Seville (Spain) (EFE).- Four German robots have arrived in Spain through Seville (south).
Some perfectly lubricated mechanical devices despite having spent more than half a century since their creation in a power plant, which is how the name of the four is translated from German: Kraftwerk, the band that has every appearance of making their lives eternal. creations, like any symphony by his countrymen Brahms or Mozart.
Some 2,000 fans of a group that had Ralf Hütter and Florian Schneider (deactivated in 2020) as original creators have witnessed its landing at the Icónica Sevilla Fest, the festival that is held in the Plaza de España in the Andalusian capital. and to which life has continued to come with Fritz Hilpert, Henning Schmitz and Falk Grieffenhag.
Kraftwerk has literally landed in Seville, because the screens (three) that accompanied the quartet have projected in one of their songs the arrival of a flying saucer flying over the southern capital, until reaching the same square via Google Maps, and releasing up to 18 themes of its long history without flinching from the stage, which is why they are robots, after all.
In reality, attending a concert by the German band is realizing that you are not going to see just any formation.
Their faces are not reflected on the big screens, only video montages reminiscent of a modernized Commodore 64, with four men (robots) dressed in the style of Jeff Bridges in the 1982 Tron or Garrett Hedlund, in the 2010 sequel, both in full motorcycle race within the video game.
They are musicians who don’t speak, they don’t wave from the stage, they don’t dance… They are the parents of electronic music, and when you have that specific child, you can afford to stand still in a concert and have people of two generations follow them without to blink.
This has been the case since at 10:30 p.m., with punctuality by iconic Germans, the chords of ‘Numbers’, the theme by Florian Schneider, Ralf Huetter and Karl Bartos, began to play, and the menu was already on the table ready to eat.
From there, ‘Spacelab’, ‘Airwaves’, ‘Electric Cafe’… Each Kraftwerk song is different from the previous one and the next, because, in the end, being a father is not only bringing him into the world, but leading him through life, and this group has managed to train their repertoire so that, first, it matures over the years, and, second, it adapts to people who weren’t born when they already had followers on five continents.

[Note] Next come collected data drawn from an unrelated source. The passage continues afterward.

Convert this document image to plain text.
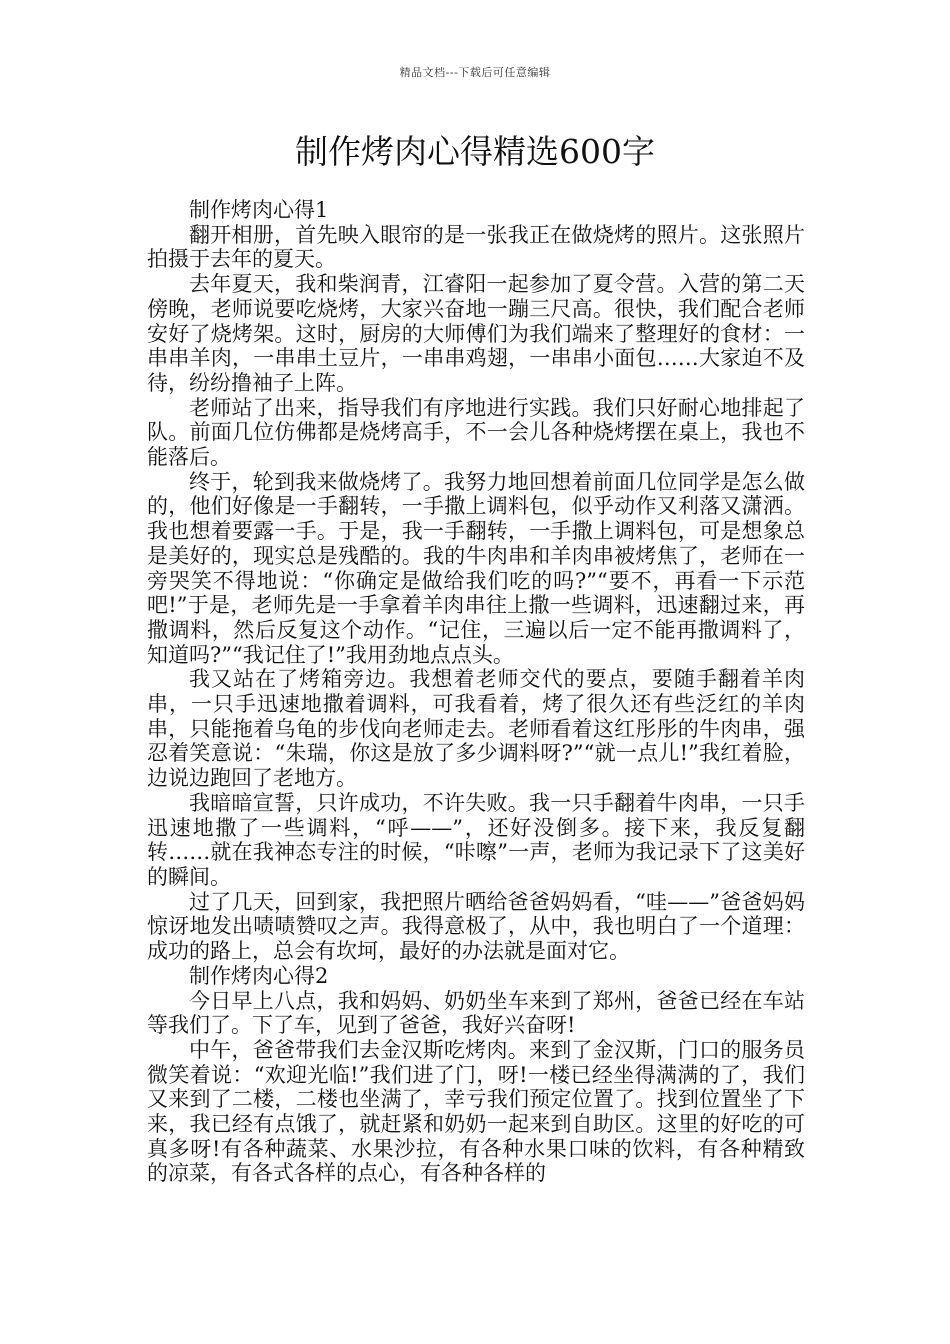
精品文档---下载后可任意编辑
制作烤肉心得精选600字

制作烤肉心得1

翻开相册，首先映入眼帘的是一张我正在做烧烤的照片。这张照片拍摄于去年的夏天。

去年夏天，我和柴润青，江睿阳一起参加了夏令营。入营的第二天傍晚，老师说要吃烧烤，大家兴奋地一蹦三尺高。很快，我们配合老师安好了烧烤架。这时，厨房的大师傅们为我们端来了整理好的食材：一串串羊肉，一串串土豆片，一串串鸡翅，一串串小面包……大家迫不及待，纷纷撸袖子上阵。

老师站了出来，指导我们有序地进行实践。我们只好耐心地排起了队。前面几位仿佛都是烧烤高手，不一会儿各种烧烤摆在桌上，我也不能落后。

终于，轮到我来做烧烤了。我努力地回想着前面几位同学是怎么做的，他们好像是一手翻转，一手撒上调料包，似乎动作又利落又潇洒。我也想着要露一手。于是，我一手翻转，一手撒上调料包，可是想象总是美好的，现实总是残酷的。我的牛肉串和羊肉串被烤焦了，老师在一旁哭笑不得地说：“你确定是做给我们吃的吗?”“要不，再看一下示范吧!”于是，老师先是一手拿着羊肉串往上撒一些调料，迅速翻过来，再撒调料，然后反复这个动作。“记住，三遍以后一定不能再撒调料了，知道吗?”“我记住了!”我用劲地点点头。

我又站在了烤箱旁边。我想着老师交代的要点，要随手翻着羊肉串，一只手迅速地撒着调料，可我看着，烤了很久还有些泛红的羊肉串，只能拖着乌龟的步伐向老师走去。老师看着这红彤彤的牛肉串，强忍着笑意说：“朱瑞，你这是放了多少调料呀?”“就一点儿!”我红着脸，边说边跑回了老地方。

我暗暗宣誓，只许成功，不许失败。我一只手翻着牛肉串，一只手迅速地撒了一些调料，“呼——”，还好没倒多。接下来，我反复翻转……就在我神态专注的时候，“咔嚓”一声，老师为我记录下了这美好的瞬间。

过了几天，回到家，我把照片晒给爸爸妈妈看，“哇——”爸爸妈妈惊讶地发出啧啧赞叹之声。我得意极了，从中，我也明白了一个道理：成功的路上，总会有坎坷，最好的办法就是面对它。

制作烤肉心得2

今日早上八点，我和妈妈、奶奶坐车来到了郑州，爸爸已经在车站等我们了。下了车，见到了爸爸，我好兴奋呀!

中午，爸爸带我们去金汉斯吃烤肉。来到了金汉斯，门口的服务员微笑着说：“欢迎光临!”我们进了门，呀!一楼已经坐得满满的了，我们又来到了二楼，二楼也坐满了，幸亏我们预定位置了。找到位置坐了下来，我已经有点饿了，就赶紧和奶奶一起来到自助区。这里的好吃的可真多呀!有各种蔬菜、水果沙拉，有各种水果口味的饮料，有各种精致的凉菜，有各式各样的点心，有各种各样的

And in front of the stage, dozens of mobile phones have registered for who knows what the interpretation of ‘The Model’, the most acclaimed of this full moon Andalusian night that Alameda immortalized, to arrive at concert time with this wit out of the hands and minds of Schult, Bartos and Hütter, which sold millions of copies when half of today’s concert-goers were considering whether to enroll in BUP or FP.
There were still ‘Tour de France’, ‘TEE’, ‘Planet’…, there were still a good handful of musical icons to emerge from the ingenuity of the quartet in fluorescent suits, who finished off the Sevillian task with ‘Music non Stop’, got off the stage one by one after a slight bow and were lost among the columns of the impressive Plaza de España in Seville built by Aníbal González almost a century ago.
Be careful: the robots have left Seville tonight, but they will return, after three landings in Europe, to Spanish soil, but entering from the north, to make a stop on July 21 in Sallent de Gállego (Huesca), and stand in another iconic place, the Teatro Real in Madrid, which, having just turned 200 years old, will open its doors on July 27, so that the public can check live again if it is true that Depeche Mode or The Human League drank from their songs to be born as groups and follow their robotic trail.